Пешков содрогнулся. Остальное время занятия он пытался намеками и вопросами вывести Петра Булычева на причины побега мцыри, но находчивый ученик всегда пробирался такими тайными тропами минуя основную, правильную, дорогу, что Пешков вконец выбился из сил. Пришлось зачитывать большие куски из самого произведения и после каждой строчки жадно ловить тень понимания на тугом лбу Петра.

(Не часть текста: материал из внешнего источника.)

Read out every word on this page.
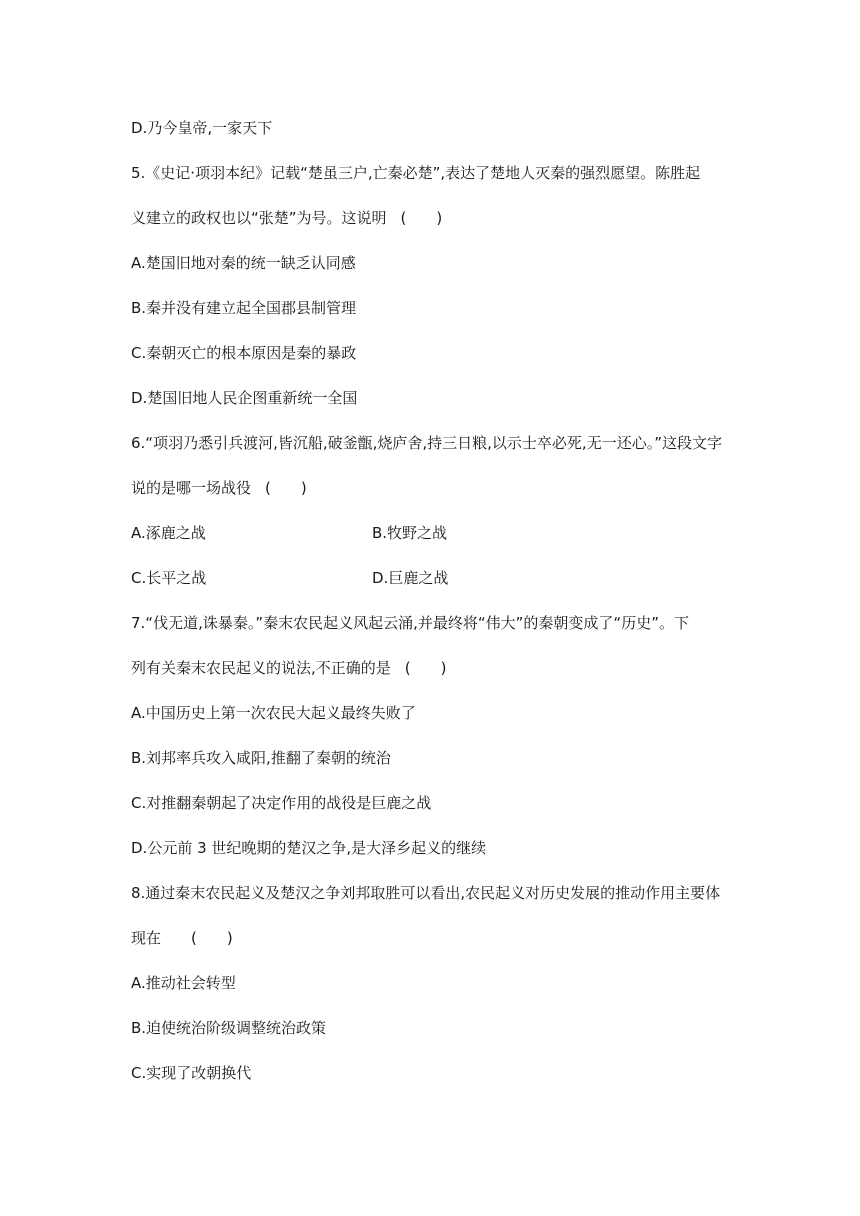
D.乃今皇帝,一家天下
5.《史记·项羽本纪》记载“楚虽三户,亡秦必楚”,表达了楚地人灭秦的强烈愿望。陈胜起
义建立的政权也以“张楚”为号。这说明 (　　)
A.楚国旧地对秦的统一缺乏认同感
B.秦并没有建立起全国郡县制管理
C.秦朝灭亡的根本原因是秦的暴政
D.楚国旧地人民企图重新统一全国
6.“项羽乃悉引兵渡河,皆沉船,破釜甑,烧庐舍,持三日粮,以示士卒必死,无一还心。”这段文字
说的是哪一场战役 (　　)
A.涿鹿之战	B.牧野之战
C.长平之战	D.巨鹿之战
7.“伐无道,诛暴秦。”秦末农民起义风起云涌,并最终将“伟大”的秦朝变成了“历史”。下
列有关秦末农民起义的说法,不正确的是 (　　)
A.中国历史上第一次农民大起义最终失败了
B.刘邦率兵攻入咸阳,推翻了秦朝的统治
C.对推翻秦朝起了决定作用的战役是巨鹿之战
D.公元前 3 世纪晚期的楚汉之争,是大泽乡起义的继续
8.通过秦末农民起义及楚汉之争刘邦取胜可以看出,农民起义对历史发展的推动作用主要体
现在 (　　)
A.推动社会转型
B.迫使统治阶级调整统治政策
C.实现了改朝换代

— А, ну теперь понятно! — в конце занятия сказал Булычев, ударил по коленкам и энергично встал, — Я пошел, меня уже мамка ждет.
— Иди, я потом дверь закрою, — Пешков сидел измученный, рядом лежали непонятые Лермонтов и Баратынский.
Вдруг он выпрямился в кресле: ужасная мысль поразила его — «что будет, если мы доберемся до Достоевского»

6. Треух

Почти каждое воскресенье Пешков ходил к жене на Н-ское кладбище. Красные гвоздики с белыми ободками по краям, белые розы и слегка раскрытые ирисы — Пешков начал дарить жене цветы только после ее смерти. Протопав по длинным и путаным лабиринтам, он вышел на край кладбища, за которым изгибалось поле и виднелись у опушки дома. У самой ограды, зарешеченная слепым деревянным заборчиком, лежала Софья. Крест на могиле давно и нелепо согнулся куда-то вбок и назад, на нем, прибитая на гвоздь, висела алюминиевая фотография. В который раз Пешков заметил, что земля провалилась, все заросло выжженными на солнце колючками и крапивой, которая стояла как табун лошадей над крестом и вяло кивала при ветре. Пешков посмотрел на это безобразие и сел слева от креста на вкопанный железный табурет.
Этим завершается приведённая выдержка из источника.